If I understand correctly (please correct me if I am wrong) the Chicapu Indians you mention are known in US as Kickapoo (means 'he moves about, standing now here, now there'). The reason I believe this may be so is because of the info from the net below:
My uncle called them Chicapoo.He said they ended up near Muzquiz in a place called Nacimientos de los Indios, and that my ancestor somehow helped them set up there.
I have an article I got off the net from http://www.irc-online.org/bordline/1996/b120/b120indi.html
but I can't seem to get it now. Perhaps if you search with a search engine and type in Kickapoo Indians it may give you the site.
The article states the Kickapoo Indians were
"from the Great Lakes region, and that some settled in Coahuila. In 1832, US Army officials granted tribal members the right of 'safe conduct', allowing them to pass freely across the border. This right has been guarded jealously by the Mexican Kickapoo. An 1850 land agreement with Mexico granted members of the tribe the same rights as Mexican citizens and reserved for them a one-square-mile reservation called 'Hacienda El Nacimiento', near Muzquiz, Coahuila, where may still live."
"In the 1940s, after a brief period of instability, a number of factors forced the Mexican Kickapoo to move once again."
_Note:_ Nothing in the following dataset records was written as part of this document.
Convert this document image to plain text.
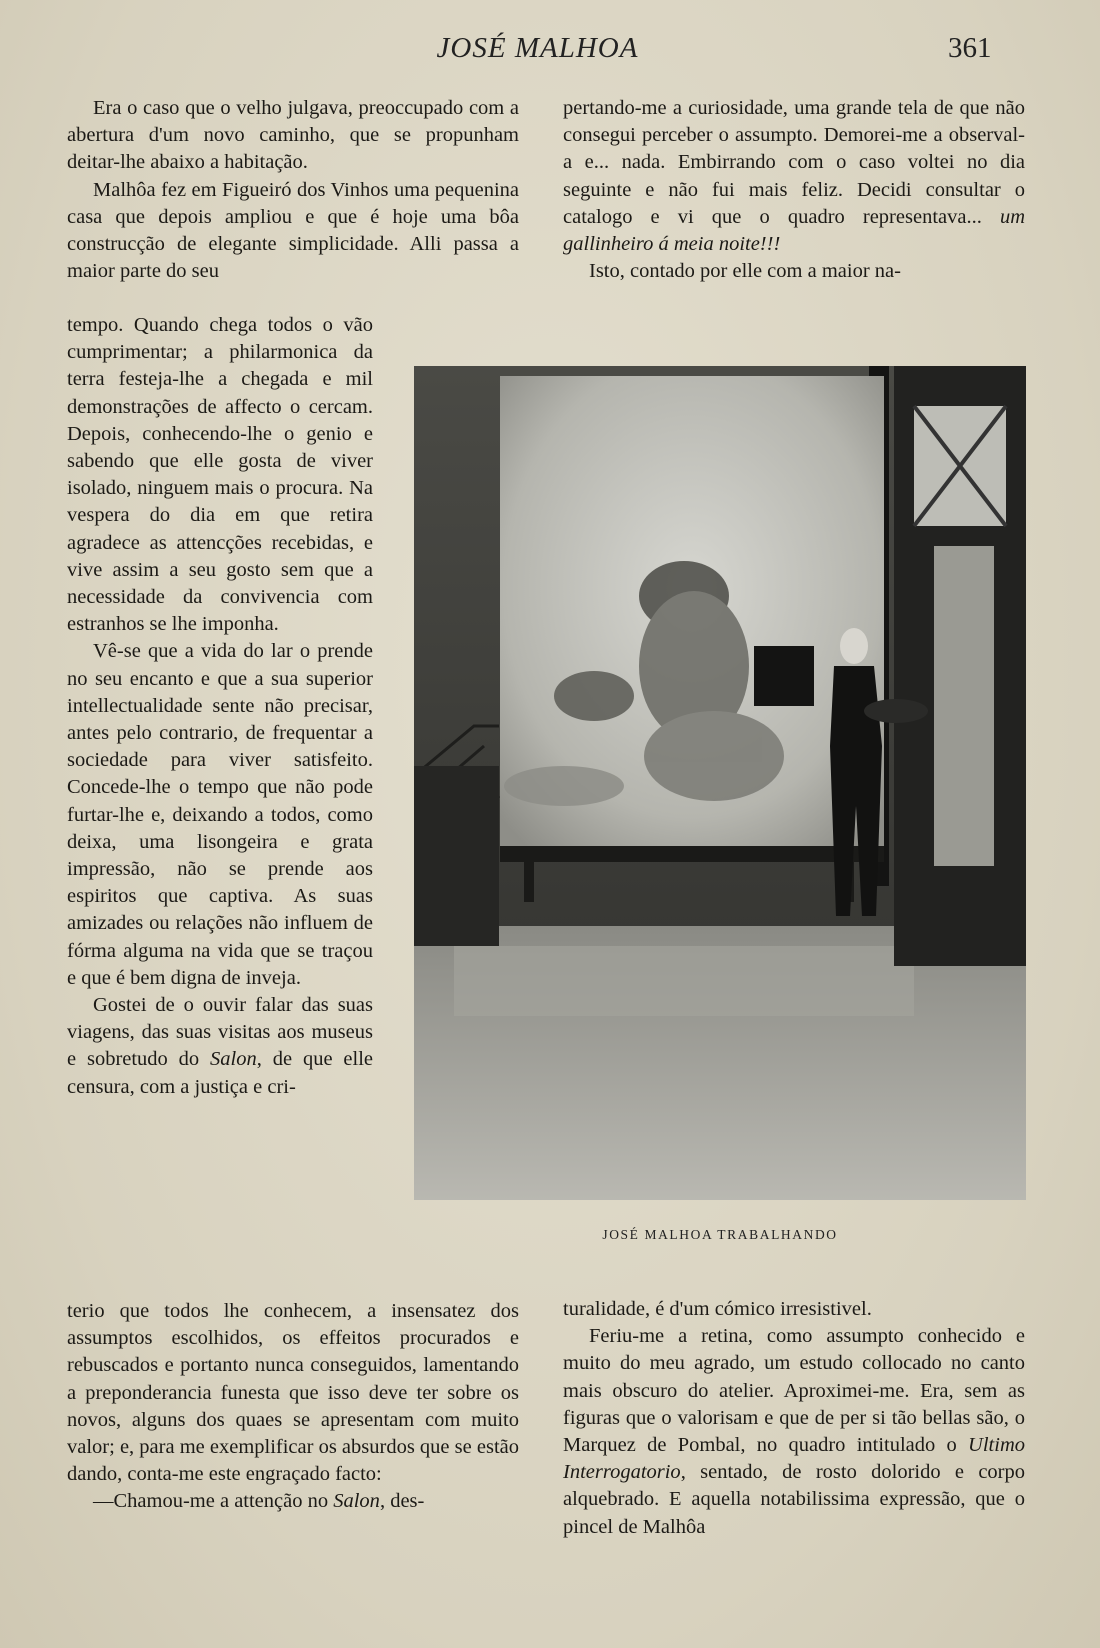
JOSÉ MALHOA	361

Era o caso que o velho julgava, preoccupado com a abertura d'um novo caminho, que se propunham deitar-lhe abaixo a habitação.

Malhôa fez em Figueiró dos Vinhos uma pequenina casa que depois ampliou e que é hoje uma bôa construcção de elegante simplicidade. Alli passa a maior parte do seu

tempo. Quando chega todos o vão cumprimentar; a philarmonica da terra festeja-lhe a chegada e mil demonstrações de affecto o cercam. Depois, conhecendo-lhe o genio e sabendo que elle gosta de viver isolado, ninguem mais o procura. Na vespera do dia em que retira agradece as attencções recebidas, e vive assim a seu gosto sem que a necessidade da convivencia com estranhos se lhe imponha.

Vê-se que a vida do lar o prende no seu encanto e que a sua superior intellectualidade sente não precisar, antes pelo contrario, de frequentar a sociedade para viver satisfeito. Concede-lhe o tempo que não pode furtar-lhe e, deixando a todos, como deixa, uma lisongeira e grata impressão, não se prende aos espiritos que captiva. As suas amizades ou relações não influem de fórma alguma na vida que se traçou e que é bem digna de inveja.

Gostei de o ouvir falar das suas viagens, das suas visitas aos museus e sobretudo do Salon, de que elle censura, com a justiça e cri-

terio que todos lhe conhecem, a insensatez dos assumptos escolhidos, os effeitos procurados e rebuscados e portanto nunca conseguidos, lamentando a preponderancia funesta que isso deve ter sobre os novos, alguns dos quaes se apresentam com muito valor; e, para me exemplificar os absurdos que se estão dando, conta-me este engraçado facto:

—Chamou-me a attenção no Salon, des-

pertando-me a curiosidade, uma grande tela de que não consegui perceber o assumpto. Demorei-me a observal-a e... nada. Embirrando com o caso voltei no dia seguinte e não fui mais feliz. Decidi consultar o catalogo e vi que o quadro representava... um gallinheiro á meia noite!!!

Isto, contado por elle com a maior na-

JOSÉ MALHOA TRABALHANDO

turalidade, é d'um cómico irresistivel.

Feriu-me a retina, como assumpto conhecido e muito do meu agrado, um estudo collocado no canto mais obscuro do atelier. Aproximei-me. Era, sem as figuras que o valorisam e que de per si tão bellas são, o Marquez de Pombal, no quadro intitulado o Ultimo Interrogatorio, sentado, de rosto dolorido e corpo alquebrado. E aquella notabilissima expressão, que o pincel de Malhôa
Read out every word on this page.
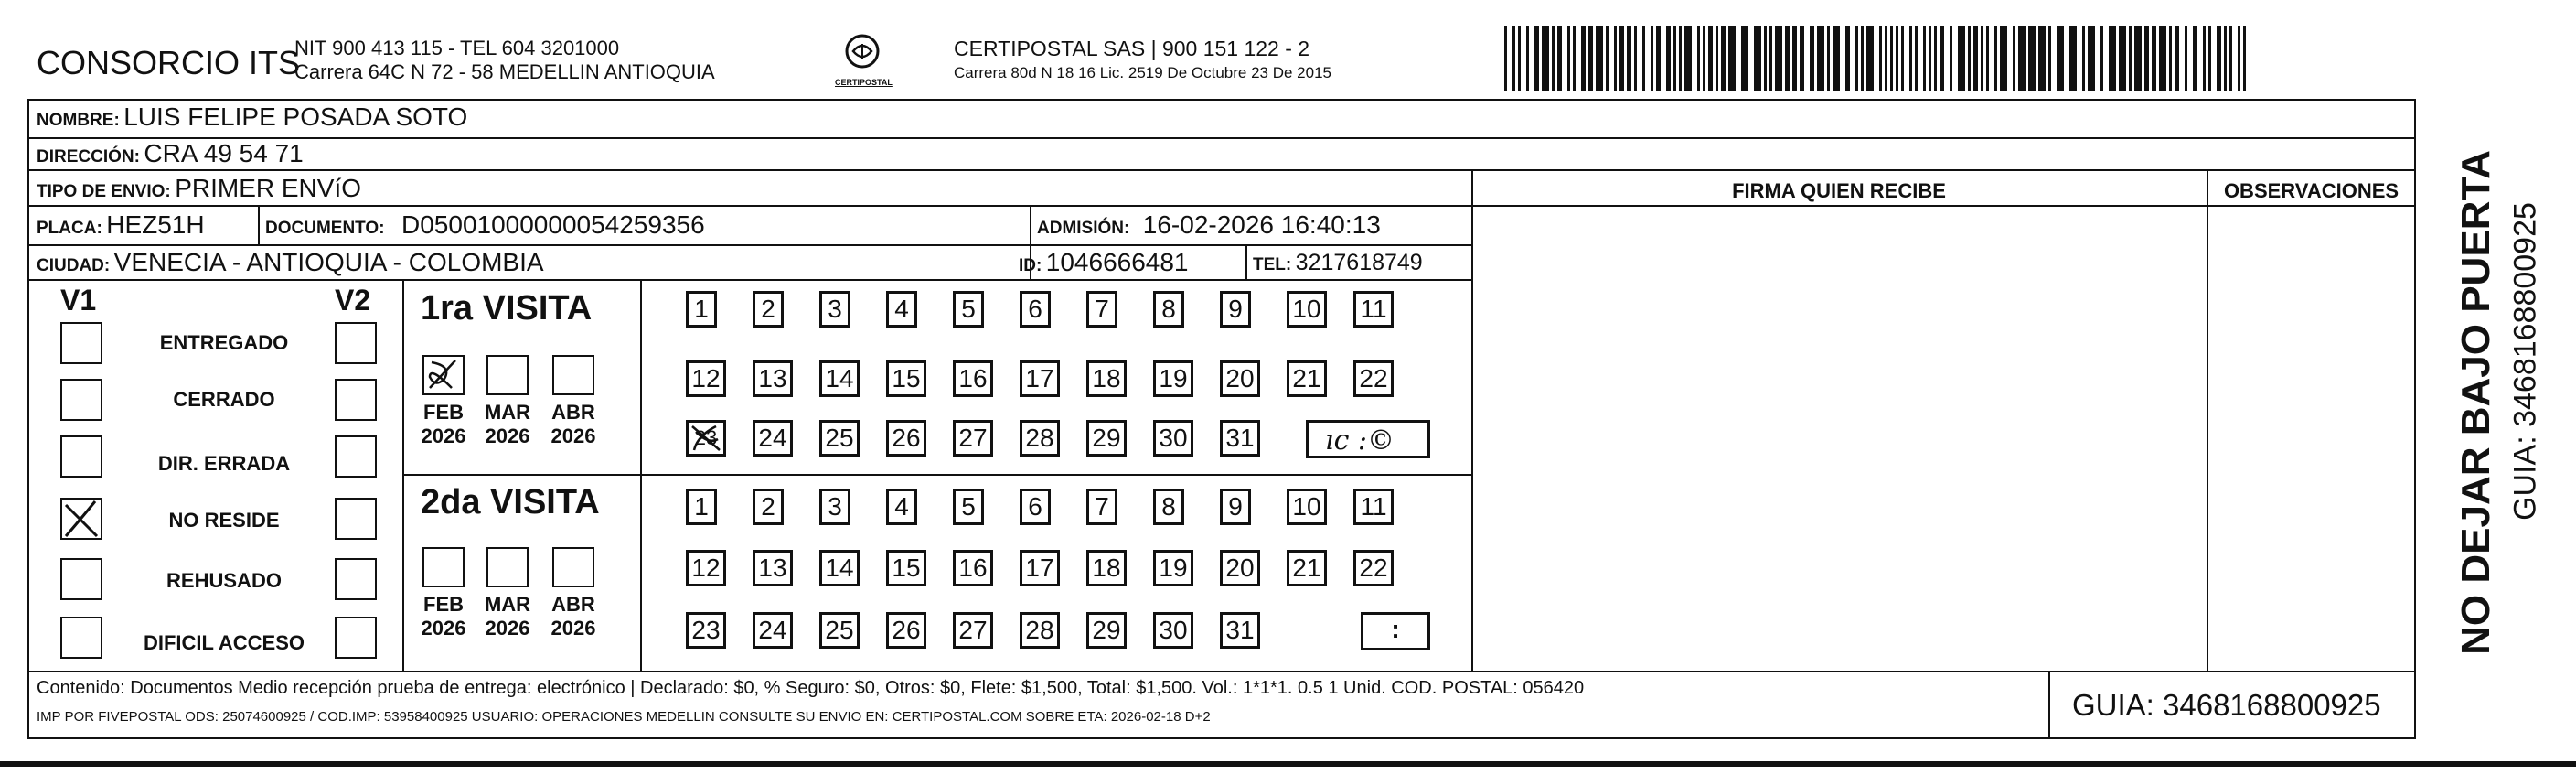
CONSORCIO ITS
NIT 900 413 115 - TEL 604 3201000
Carrera 64C N 72 - 58 MEDELLIN ANTIOQUIA	CERTIPOSTAL
CERTIPOSTAL SAS | 900 151 122 - 2
Carrera 80d N 18 16 Lic. 2519 De Octubre 23 De 2015
NOMBRE: LUIS FELIPE POSADA SOTO
DIRECCIÓN: CRA 49 54 71
TIPO DE ENVIO: PRIMER ENVíO
PLACA: HEZ51H	DOCUMENTO: D05001000000054259356	ADMISIÓN: 16-02-2026 16:40:13
CIUDAD: VENECIA - ANTIOQUIA - COLOMBIA	ID: 1046666481	TEL: 3217618749
FIRMA QUIEN RECIBE	OBSERVACIONES
V1	V2
ENTREGADO
CERRADO
DIR. ERRADA
NO RESIDE
REHUSADO
DIFICIL ACCESO
1ra VISITA
2da VISITA
FEB
2026
MAR
2026
ABR
2026
FEB
2026
MAR
2026
ABR
2026
1 2 3 4 5 6 7 8 9 10 11
12 13 14 15 16 17 18 19 20 21 22
23 24 25 26 27 28 29 30 31
1 2 3 4 5 6 7 8 9 10 11
12 13 14 15 16 17 18 19 20 21 22
23 24 25 26 27 28 29 30 31
ıc :©
:	NO DEJAR BAJO PUERTA GUIA: 3468168800925
Contenido: Documentos Medio recepción prueba de entrega: electrónico | Declarado: $0, % Seguro: $0, Otros: $0, Flete: $1,500, Total: $1,500. Vol.: 1*1*1. 0.5 1 Unid. COD. POSTAL: 056420
IMP POR FIVEPOSTAL ODS: 25074600925 / COD.IMP: 53958400925 USUARIO: OPERACIONES MEDELLIN CONSULTE SU ENVIO EN: CERTIPOSTAL.COM SOBRE ETA: 2026-02-18 D+2	GUIA: 3468168800925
"The Mexican Kickapoo were particularly sought out as farmworkers, especially as the Bracero program wound down, because of their border-crossing abilities."
"In the 1980s the US Immigration and Nuturalization Service invited all Kickapoo living in Mexico to become US citizens even while continuing to reside in Mexico."
Like I said, I believe these are the same people as the Chicapu you mention. If so, the above is a brief history of them.